Cissoid

In geometry, a cissoid (from Ancient Greek κισσοειδής (kissoeidēs) 'ivy-shaped') is a plane curve generated from two given curves $C 1$ , $C 2$ and a point $O$ (the pole). Let $L$ be a variable line passing through $O$ and intersecting $C 1$ at $P 1$ and $C 2$ at $P 2$ . Let $P$ be the point on $L$ so that ${\overline {OP}}={\overline {P_{1}P_{2}}}.$ (There are actually two such points but $P$ is chosen so that $P$ is in the same direction from $O$ as $P 2$ is from $P 1$ .) Then the locus of such points $P$ is defined to be the cissoid of the curves $C 1$ , $C 2$ relative to $O$ .

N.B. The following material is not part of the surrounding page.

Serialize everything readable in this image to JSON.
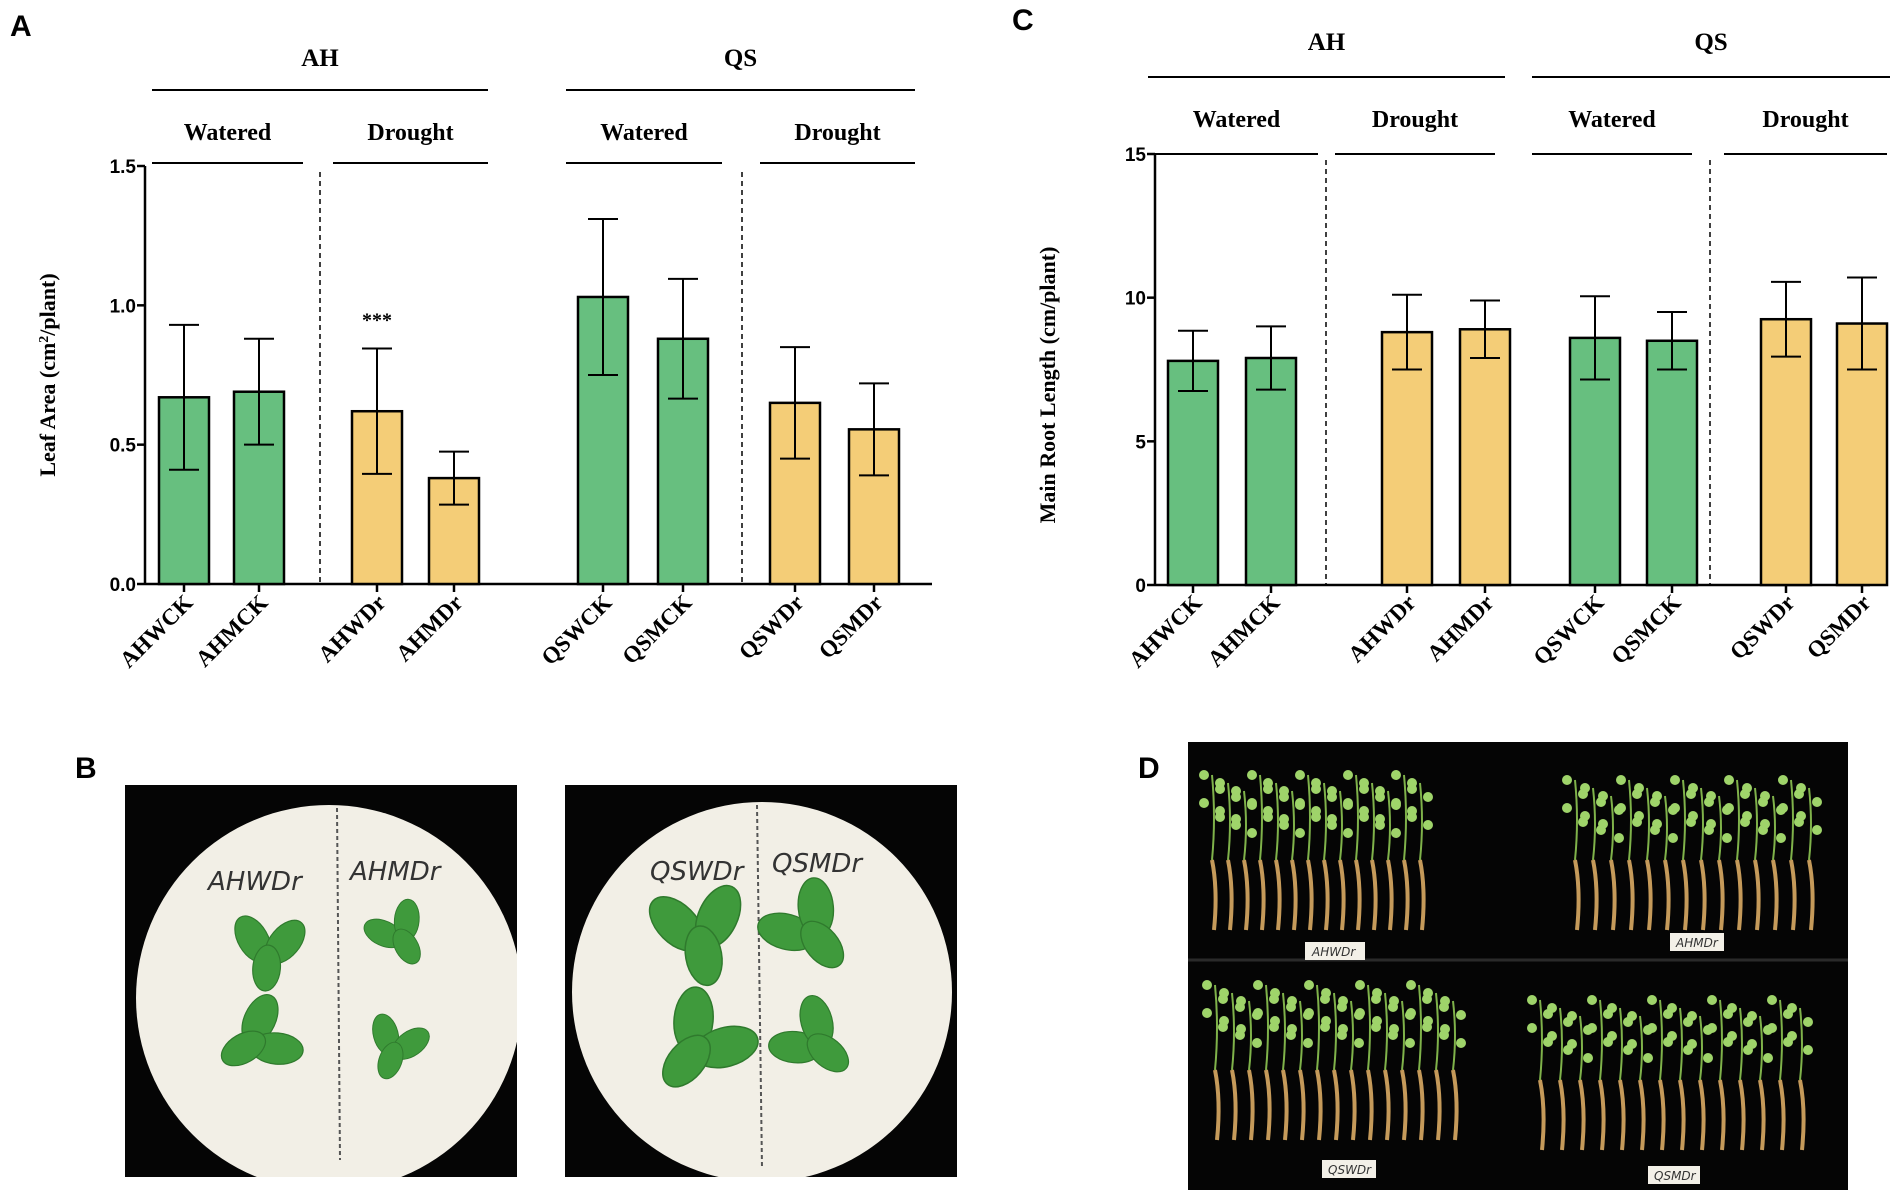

Slightly different but essentially equivalent definitions are used by different authors. For example, $P$ may be defined to be the point so that ${\overline {OP}}={\overline {OP_{1}}}+{\overline {OP_{2}}}.$ This is equivalent to the other definition if $C 1$ is replaced by its reflection through $O$ . Or $P$ may be defined as the midpoint of $P 1$ and $P 2$ ; this produces the curve generated by the previous curve scaled by a factor of 1/2.